Starting a game development journey can feel overwhelming. I decided to keep it simple, fun, and transparent. My goal is to learn while streaming, so my audience can share the process and maybe learn alongside me.
Even though I have some coding background, it comes from different applications. Game development is a new territory for me. To kick things off, I selected Godot Game Engine as my main tool. Here is why.
Why I Chose Godot as a Beginner
Godot is a single executable portable IDE. That means I don’t have to install and configure endless tools just to start. It’s one file, and it runs.
It also comes with integrated project management, class references, asset library, and an extensions library. Everything I need is inside one environment.
Another reason is export flexibility. With Godot, I can compile a project for many platforms: Linux, Windows, macOS, iOS, Android, and the Web. For a beginner, this is huge. It removes the friction of worrying about where my game can run. I can focus on making things work.
The web export option (HTML + WASM) is my favorite. It allows me to place a playable demo directly on my website. No installation required. Anyone can click and play in their browser.

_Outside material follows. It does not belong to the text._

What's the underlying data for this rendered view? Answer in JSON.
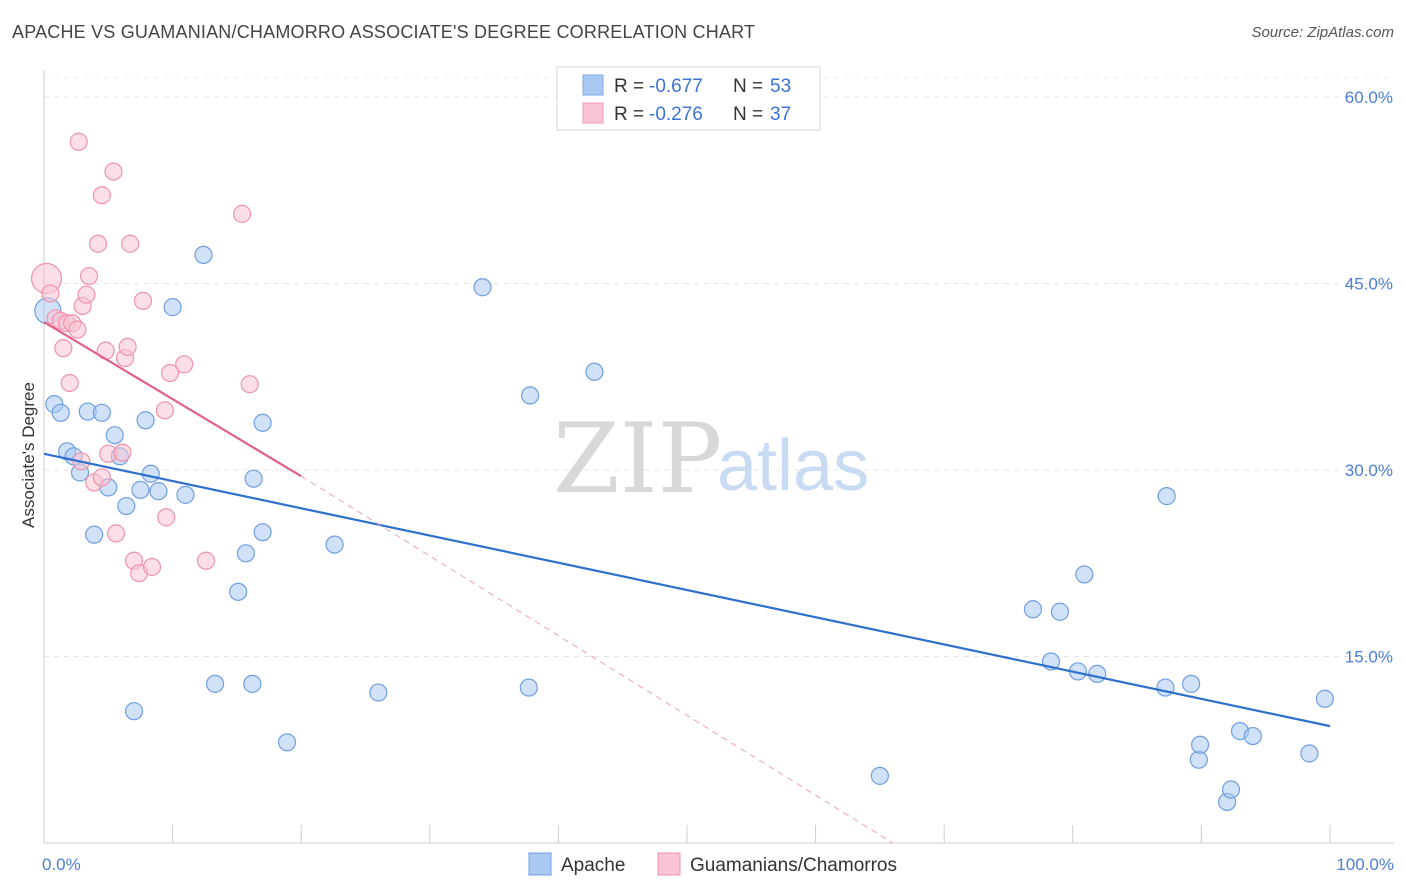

First Session: Exporting the Truck Town Demo
For my first live session, I didn’t start from scratch. I wanted to test the workflow. So, I used the official Godot demo project “Truck Town.”
Here’s what I did step by step:
- Opened the demo project in Godot.
- Exported to Web (HTML + WASM).
- Zipped the exported folder into a single archive.

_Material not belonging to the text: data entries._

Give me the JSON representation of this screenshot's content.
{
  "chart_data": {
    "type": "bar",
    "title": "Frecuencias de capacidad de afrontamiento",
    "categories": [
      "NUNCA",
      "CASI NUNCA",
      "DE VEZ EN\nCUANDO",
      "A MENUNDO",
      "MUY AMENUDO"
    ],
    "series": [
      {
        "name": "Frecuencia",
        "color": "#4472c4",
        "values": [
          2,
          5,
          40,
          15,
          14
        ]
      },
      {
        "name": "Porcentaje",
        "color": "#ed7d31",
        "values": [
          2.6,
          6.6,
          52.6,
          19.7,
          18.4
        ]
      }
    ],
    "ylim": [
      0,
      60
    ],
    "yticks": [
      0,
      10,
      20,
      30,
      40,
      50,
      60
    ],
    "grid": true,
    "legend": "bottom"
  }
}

- Uploaded the archive to my web server.
- Extracted the files (unzipped the archive).
- Created a dedicated WordPress post.
- Embedded the game’s HTML file inside the post using an
<iframe>tag.
With these steps, the game was running live on my website. Anyone visiting could play it immediately.
From Export to Monetization in One Hour
What’s interesting is how this experiment represents the entire game industry workflow in miniature.
- Development: Using Godot to build and export a project.
- Distribution: Hosting the game on my website, instantly available through a browser.
- Monetization: With AdSense enabled, the page becomes part of the web economy.
In about one hour, I had a working pipeline: develop → export → publish → monetize. Of course, it’s just a demo at this stage. But even this small success shows what’s possible.
Edutainment as My Approach
I share these steps live because my audience values both education and entertainment. Watching me struggle, test, and finally succeed creates a transparent process. It’s not a polished tutorial. It’s real-time learning.
This method also reflects how creative work feels in practice: part play, part work, part problem-solving. By documenting and streaming everything, I create content for anyone curious about learning game development from scratch.
Next Steps in My Journey
Now that the demo export worked, my plan is to:
- Start building small projects of my own.
- Continue testing web exports and optimizations.
- Share devlogs and workflow breakdowns here on my website.
- Keep refining the “develop → distribute → monetize” cycle.
Each step is a learning opportunity. I will document both wins and mistakes, always with the goal of making my site a place for authentic edutainment.
Play the Demo
👉 Play the “Truck Town” demo here:
Watch the Video
👉 “Godot Game Engine, download, run and web publish” episode
Closing Thoughts
Game development as a beginner can be intimidating, but breaking it down into small, transparent steps makes it manageable. Godot’s simplicity and export options make it ideal for starting out.
By combining development, distribution, and monetization in a single session, I showed how even a beginner can emulate the core workflow of the industry. And by streaming the process, I make it part of a larger story—learning together in public.